Initiative de la république française en vue de l'adoption d'une Décision du Conseil portant modification de la Convention sur l'emploi de l'informatique dans le domaine des douanes (Convention SID) du 26 juillet 1995.


E4104 déposé le 24 novembre 2008 distribué le 25 novembre 2008 (13ème législature)
   (Référence communautaire : 16008/08 du 20 novembre 2008)

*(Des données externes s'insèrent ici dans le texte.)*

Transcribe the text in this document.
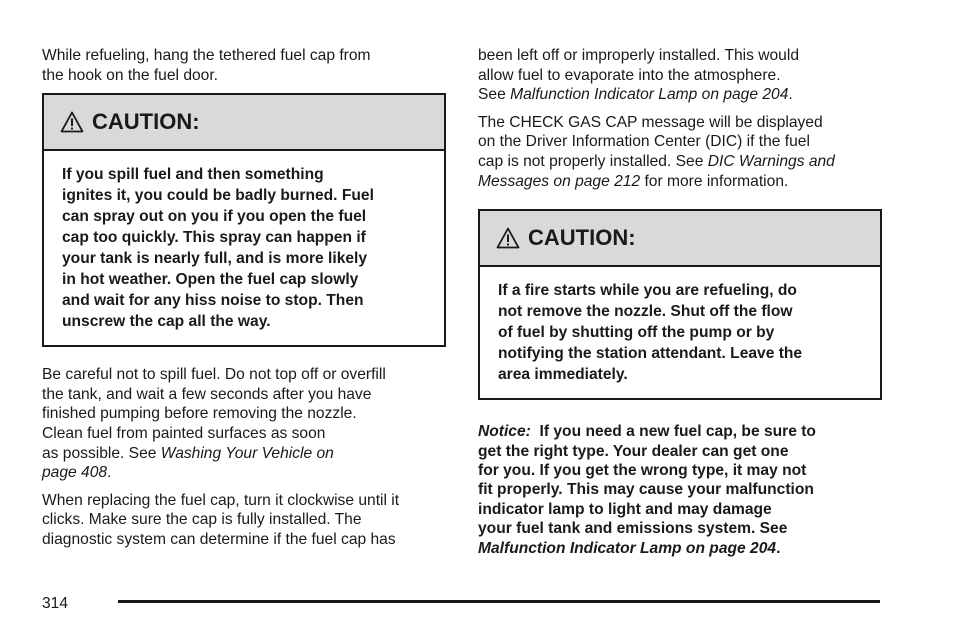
While refueling, hang the tethered fuel cap from
the hook on the fuel door.

CAUTION:
If you spill fuel and then something
ignites it, you could be badly burned. Fuel
can spray out on you if you open the fuel
cap too quickly. This spray can happen if
your tank is nearly full, and is more likely
in hot weather. Open the fuel cap slowly
and wait for any hiss noise to stop. Then
unscrew the cap all the way.

Be careful not to spill fuel. Do not top off or overfill
the tank, and wait a few seconds after you have
finished pumping before removing the nozzle.
Clean fuel from painted surfaces as soon
as possible. See Washing Your Vehicle on
page 408.

When replacing the fuel cap, turn it clockwise until it
clicks. Make sure the cap is fully installed. The
diagnostic system can determine if the fuel cap has

been left off or improperly installed. This would
allow fuel to evaporate into the atmosphere.
See Malfunction Indicator Lamp on page 204.

The CHECK GAS CAP message will be displayed
on the Driver Information Center (DIC) if the fuel
cap is not properly installed. See DIC Warnings and
Messages on page 212 for more information.

CAUTION:
If a fire starts while you are refueling, do
not remove the nozzle. Shut off the flow
of fuel by shutting off the pump or by
notifying the station attendant. Leave the
area immediately.
Notice:  If you need a new fuel cap, be sure to
get the right type. Your dealer can get one
for you. If you get the wrong type, it may not
fit properly. This may cause your malfunction
indicator lamp to light and may damage
your fuel tank and emissions system. See
Malfunction Indicator Lamp on page 204.
314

Les autorités douanières des Etats membres ont créé un système d’information automatisé commun répondant aux besoins des douanes (système d’information des douanes - SID). Le SID comprend deux volets régis par deux instruments différents : la coopération dans les domaines douaniers et agricoles dans le cadre du premier pilier et la coopération douanière dans le troisième pilier. L’acte du Conseil du 26 juillet 1995 (95/C 316/02) a établi la convention sur l’emploi de l’informatique dans le domaine des douanes pour le troisième pilier. La Commission européenne, par l’intermédiaire de l’Office de lutte antifraude, gère l’infrastructure du SID.

Fruit d’une initiative française, ce projet de décision tend à remplacer la convention de 1995 et a pour principaux objectifs de :

- renforcer la coopération entre les administrations douanières par l’échange de données, notamment à caractère personnel, liées à des trafics illicites ;

- développer la coopération avec Europol et Eurojust qui se verraient ouvrir l’accès aux données du SID.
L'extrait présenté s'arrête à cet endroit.